If you're stopping by for ICLW, I wish you a warm welcome. Thanks for stopping by. I'm a bit of a wordy person (which I attribute to my French upbringing), so I'll give you a brief synopsis of my dealio. I'm a 36-year-old Canadian woman with hypothalamic amenorrhea. My husband (Mr. August) and I went through fertility treatments that failed miserably in October 2009. Since then, our beloved friend Sattva has offered to donate her eggs to help us have kids. Earlier this week, we were given the green light to go ahead with the egg donation. We are looking at January or February. If you want to read more about our story, you can check out this post.
It has been one year today since I started blogging. I'm still here! I wasn't sure I would keep it up, especially around April and May. I had not found many friends in blogland at that point and felt I was only writing to myself. That was ok. I like writing, and because it is public, writing on my blog encouraged me to organize my thoughts a little bit more than in my journal. It was a powerful first step for me to start writing publicly. I am fairly private person and I certainly hold back from talking about my sorrows, although that's largely cultural, isn't it. I didn't think anyone was reading the blog, but it felt helpful to just write. The pain of realizing I would not have children with my own eggs was engulfing me. I had trouble eating and getting through each day. I did a lot of pretending in public, but inside I felt entirely hollowed out. At some point I thought about my friend Poulet Secret who suggested to me a few years ago that I try blogging. She knows me well and thought that it would be my cup of tea. She was right. This goes on the very long list of my debt to her, this beautiful friend.
The solo season of my blog slowly turned into an interactive experience in early summer. This was great timing indeed. I was about to quit my pain in the arse job and throw myself entirely into my dissertation: a lonely endeavor indeed. And all of sudden, there you all were! I can't remember how it happened but to me, it came as a revelation. Infertility had been a most isolating journey up to then.

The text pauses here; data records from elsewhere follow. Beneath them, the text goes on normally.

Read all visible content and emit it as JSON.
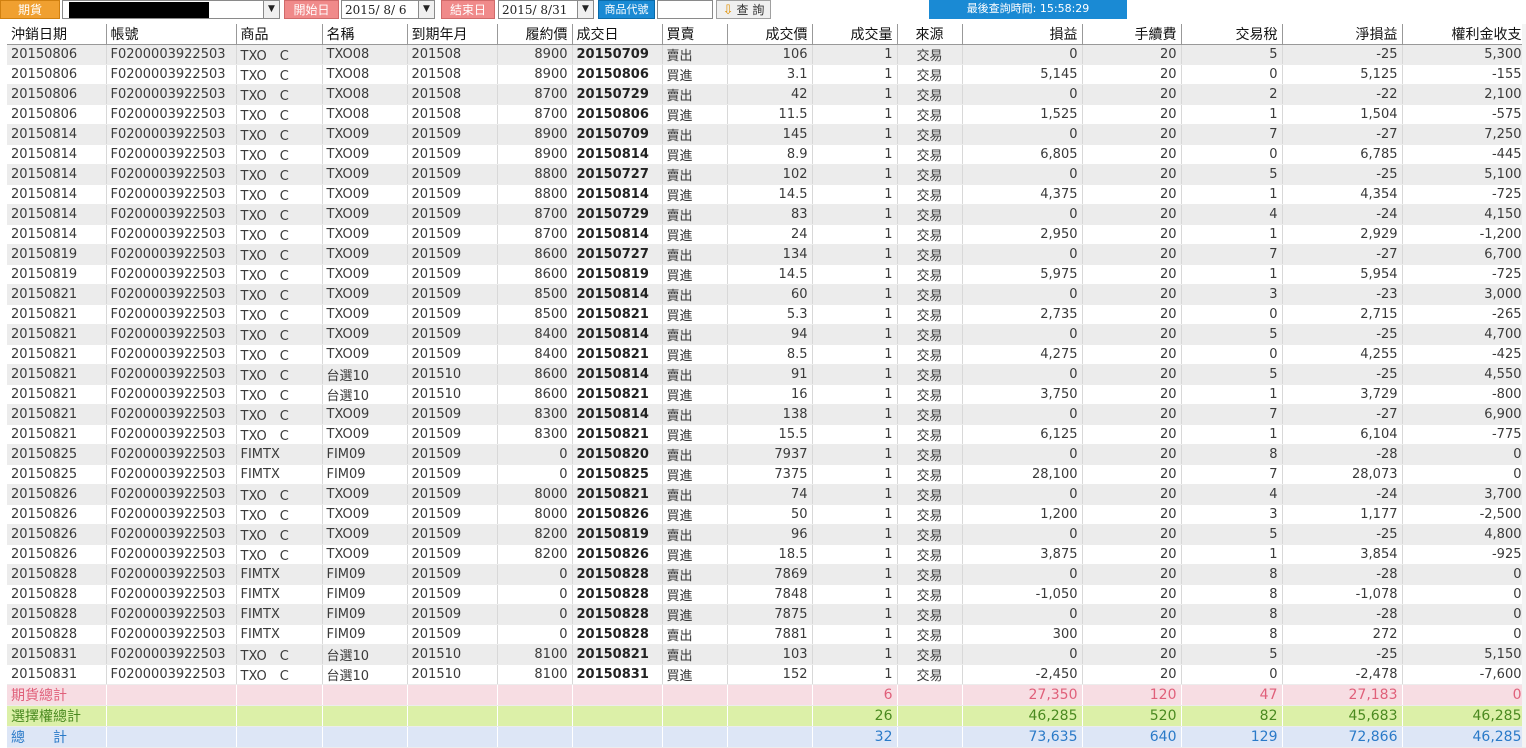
{
  "toolbar": {
    "market_label": "期貨",
    "start_label": "開始日",
    "start_date": "2015/ 8/ 6",
    "end_label": "結束日",
    "end_date": "2015/ 8/31",
    "product_label": "商品代號",
    "query_button": "查 詢",
    "last_query_time": "最後查詢時間: 15:58:29"
  },
  "columns": [
    "沖銷日期",
    "帳號",
    "商品",
    "名稱",
    "到期年月",
    "履約價",
    "成交日",
    "買賣",
    "成交價",
    "成交量",
    "來源",
    "損益",
    "手續費",
    "交易稅",
    "淨損益",
    "權利金收支"
  ],
  "rows": [
    [
      "20150806",
      "F0200003922503",
      "TXO　C",
      "TXO08",
      "201508",
      "8900",
      "20150709",
      "賣出",
      "106",
      "1",
      "交易",
      "0",
      "20",
      "5",
      "-25",
      "5,300"
    ],
    [
      "20150806",
      "F0200003922503",
      "TXO　C",
      "TXO08",
      "201508",
      "8900",
      "20150806",
      "買進",
      "3.1",
      "1",
      "交易",
      "5,145",
      "20",
      "0",
      "5,125",
      "-155"
    ],
    [
      "20150806",
      "F0200003922503",
      "TXO　C",
      "TXO08",
      "201508",
      "8700",
      "20150729",
      "賣出",
      "42",
      "1",
      "交易",
      "0",
      "20",
      "2",
      "-22",
      "2,100"
    ],
    [
      "20150806",
      "F0200003922503",
      "TXO　C",
      "TXO08",
      "201508",
      "8700",
      "20150806",
      "買進",
      "11.5",
      "1",
      "交易",
      "1,525",
      "20",
      "1",
      "1,504",
      "-575"
    ],
    [
      "20150814",
      "F0200003922503",
      "TXO　C",
      "TXO09",
      "201509",
      "8900",
      "20150709",
      "賣出",
      "145",
      "1",
      "交易",
      "0",
      "20",
      "7",
      "-27",
      "7,250"
    ],
    [
      "20150814",
      "F0200003922503",
      "TXO　C",
      "TXO09",
      "201509",
      "8900",
      "20150814",
      "買進",
      "8.9",
      "1",
      "交易",
      "6,805",
      "20",
      "0",
      "6,785",
      "-445"
    ],
    [
      "20150814",
      "F0200003922503",
      "TXO　C",
      "TXO09",
      "201509",
      "8800",
      "20150727",
      "賣出",
      "102",
      "1",
      "交易",
      "0",
      "20",
      "5",
      "-25",
      "5,100"
    ],
    [
      "20150814",
      "F0200003922503",
      "TXO　C",
      "TXO09",
      "201509",
      "8800",
      "20150814",
      "買進",
      "14.5",
      "1",
      "交易",
      "4,375",
      "20",
      "1",
      "4,354",
      "-725"
    ],
    [
      "20150814",
      "F0200003922503",
      "TXO　C",
      "TXO09",
      "201509",
      "8700",
      "20150729",
      "賣出",
      "83",
      "1",
      "交易",
      "0",
      "20",
      "4",
      "-24",
      "4,150"
    ],
    [
      "20150814",
      "F0200003922503",
      "TXO　C",
      "TXO09",
      "201509",
      "8700",
      "20150814",
      "買進",
      "24",
      "1",
      "交易",
      "2,950",
      "20",
      "1",
      "2,929",
      "-1,200"
    ],
    [
      "20150819",
      "F0200003922503",
      "TXO　C",
      "TXO09",
      "201509",
      "8600",
      "20150727",
      "賣出",
      "134",
      "1",
      "交易",
      "0",
      "20",
      "7",
      "-27",
      "6,700"
    ],
    [
      "20150819",
      "F0200003922503",
      "TXO　C",
      "TXO09",
      "201509",
      "8600",
      "20150819",
      "買進",
      "14.5",
      "1",
      "交易",
      "5,975",
      "20",
      "1",
      "5,954",
      "-725"
    ],
    [
      "20150821",
      "F0200003922503",
      "TXO　C",
      "TXO09",
      "201509",
      "8500",
      "20150814",
      "賣出",
      "60",
      "1",
      "交易",
      "0",
      "20",
      "3",
      "-23",
      "3,000"
    ],
    [
      "20150821",
      "F0200003922503",
      "TXO　C",
      "TXO09",
      "201509",
      "8500",
      "20150821",
      "買進",
      "5.3",
      "1",
      "交易",
      "2,735",
      "20",
      "0",
      "2,715",
      "-265"
    ],
    [
      "20150821",
      "F0200003922503",
      "TXO　C",
      "TXO09",
      "201509",
      "8400",
      "20150814",
      "賣出",
      "94",
      "1",
      "交易",
      "0",
      "20",
      "5",
      "-25",
      "4,700"
    ],
    [
      "20150821",
      "F0200003922503",
      "TXO　C",
      "TXO09",
      "201509",
      "8400",
      "20150821",
      "買進",
      "8.5",
      "1",
      "交易",
      "4,275",
      "20",
      "0",
      "4,255",
      "-425"
    ],
    [
      "20150821",
      "F0200003922503",
      "TXO　C",
      "台選10",
      "201510",
      "8600",
      "20150814",
      "賣出",
      "91",
      "1",
      "交易",
      "0",
      "20",
      "5",
      "-25",
      "4,550"
    ],
    [
      "20150821",
      "F0200003922503",
      "TXO　C",
      "台選10",
      "201510",
      "8600",
      "20150821",
      "買進",
      "16",
      "1",
      "交易",
      "3,750",
      "20",
      "1",
      "3,729",
      "-800"
    ],
    [
      "20150821",
      "F0200003922503",
      "TXO　C",
      "TXO09",
      "201509",
      "8300",
      "20150814",
      "賣出",
      "138",
      "1",
      "交易",
      "0",
      "20",
      "7",
      "-27",
      "6,900"
    ],
    [
      "20150821",
      "F0200003922503",
      "TXO　C",
      "TXO09",
      "201509",
      "8300",
      "20150821",
      "買進",
      "15.5",
      "1",
      "交易",
      "6,125",
      "20",
      "1",
      "6,104",
      "-775"
    ],
    [
      "20150825",
      "F0200003922503",
      "FIMTX",
      "FIM09",
      "201509",
      "0",
      "20150820",
      "賣出",
      "7937",
      "1",
      "交易",
      "0",
      "20",
      "8",
      "-28",
      "0"
    ],
    [
      "20150825",
      "F0200003922503",
      "FIMTX",
      "FIM09",
      "201509",
      "0",
      "20150825",
      "買進",
      "7375",
      "1",
      "交易",
      "28,100",
      "20",
      "7",
      "28,073",
      "0"
    ],
    [
      "20150826",
      "F0200003922503",
      "TXO　C",
      "TXO09",
      "201509",
      "8000",
      "20150821",
      "賣出",
      "74",
      "1",
      "交易",
      "0",
      "20",
      "4",
      "-24",
      "3,700"
    ],
    [
      "20150826",
      "F0200003922503",
      "TXO　C",
      "TXO09",
      "201509",
      "8000",
      "20150826",
      "買進",
      "50",
      "1",
      "交易",
      "1,200",
      "20",
      "3",
      "1,177",
      "-2,500"
    ],
    [
      "20150826",
      "F0200003922503",
      "TXO　C",
      "TXO09",
      "201509",
      "8200",
      "20150819",
      "賣出",
      "96",
      "1",
      "交易",
      "0",
      "20",
      "5",
      "-25",
      "4,800"
    ],
    [
      "20150826",
      "F0200003922503",
      "TXO　C",
      "TXO09",
      "201509",
      "8200",
      "20150826",
      "買進",
      "18.5",
      "1",
      "交易",
      "3,875",
      "20",
      "1",
      "3,854",
      "-925"
    ],
    [
      "20150828",
      "F0200003922503",
      "FIMTX",
      "FIM09",
      "201509",
      "0",
      "20150828",
      "賣出",
      "7869",
      "1",
      "交易",
      "0",
      "20",
      "8",
      "-28",
      "0"
    ],
    [
      "20150828",
      "F0200003922503",
      "FIMTX",
      "FIM09",
      "201509",
      "0",
      "20150828",
      "買進",
      "7848",
      "1",
      "交易",
      "-1,050",
      "20",
      "8",
      "-1,078",
      "0"
    ],
    [
      "20150828",
      "F0200003922503",
      "FIMTX",
      "FIM09",
      "201509",
      "0",
      "20150828",
      "買進",
      "7875",
      "1",
      "交易",
      "0",
      "20",
      "8",
      "-28",
      "0"
    ],
    [
      "20150828",
      "F0200003922503",
      "FIMTX",
      "FIM09",
      "201509",
      "0",
      "20150828",
      "賣出",
      "7881",
      "1",
      "交易",
      "300",
      "20",
      "8",
      "272",
      "0"
    ],
    [
      "20150831",
      "F0200003922503",
      "TXO　C",
      "台選10",
      "201510",
      "8100",
      "20150821",
      "賣出",
      "103",
      "1",
      "交易",
      "0",
      "20",
      "5",
      "-25",
      "5,150"
    ],
    [
      "20150831",
      "F0200003922503",
      "TXO　C",
      "台選10",
      "201510",
      "8100",
      "20150831",
      "買進",
      "152",
      "1",
      "交易",
      "-2,450",
      "20",
      "0",
      "-2,478",
      "-7,600"
    ]
  ],
  "totals": [
    {
      "label": "期貨總計",
      "qty": "6",
      "pnl": "27,350",
      "fee": "120",
      "tax": "47",
      "net": "27,183",
      "premium": "0"
    },
    {
      "label": "選擇權總計",
      "qty": "26",
      "pnl": "46,285",
      "fee": "520",
      "tax": "82",
      "net": "45,683",
      "premium": "46,285"
    },
    {
      "label": "總　　計",
      "qty": "32",
      "pnl": "73,635",
      "fee": "640",
      "tax": "129",
      "net": "72,866",
      "premium": "46,285"
    }
  ],
  "colors": {
    "futures_total": "#f7dde3",
    "options_total": "#dcf0a8",
    "grand_total": "#dde6f6",
    "accent_orange": "#f0a030",
    "accent_blue": "#1a8ad4"
  }
}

I thank all my lucky stars that I have amazing IRL friends who, although they (thank the Lord) are not infertile, have vast capacities to sit with sorrow. They sat with me and mine beautifully. Discovering all of you out there was an added grace.
Nobody's story is exactly the same, although each is marked by so much disappointment and agony and hope. I found a mirror in each of your stories and felt inspired by your tremendous strength. I was amazed at how much most of you had endured and were still fighting for your hearts' deepest desire. After lurking for some time, I decided to risk leaving comments. And low and behold, you started leaving me some comments. I was astounded. It was nice to care about something again after being numb with pain for so long.
Where will this blog take me and where will I take it? I don't answer questions about the future, expect maybe that I'm pretty sure I'll keep flossing (that one's for you, Roccie). I know that it depends on what happens with having children. A blog about infertility is no longer useful when infertility is no longer a central aspect of one's life. I fear that a little. Not the resolution or surmounting/bypassing of infertility through whatever means, but the question of what happens to our friendships. These connections have become so important for this solitary little owl.
I wish for our continued friendships. But I would like to say that I'd give that up for the assurance that we will all bring our children home soon.
Thank you for this year, for your friendship, for reading.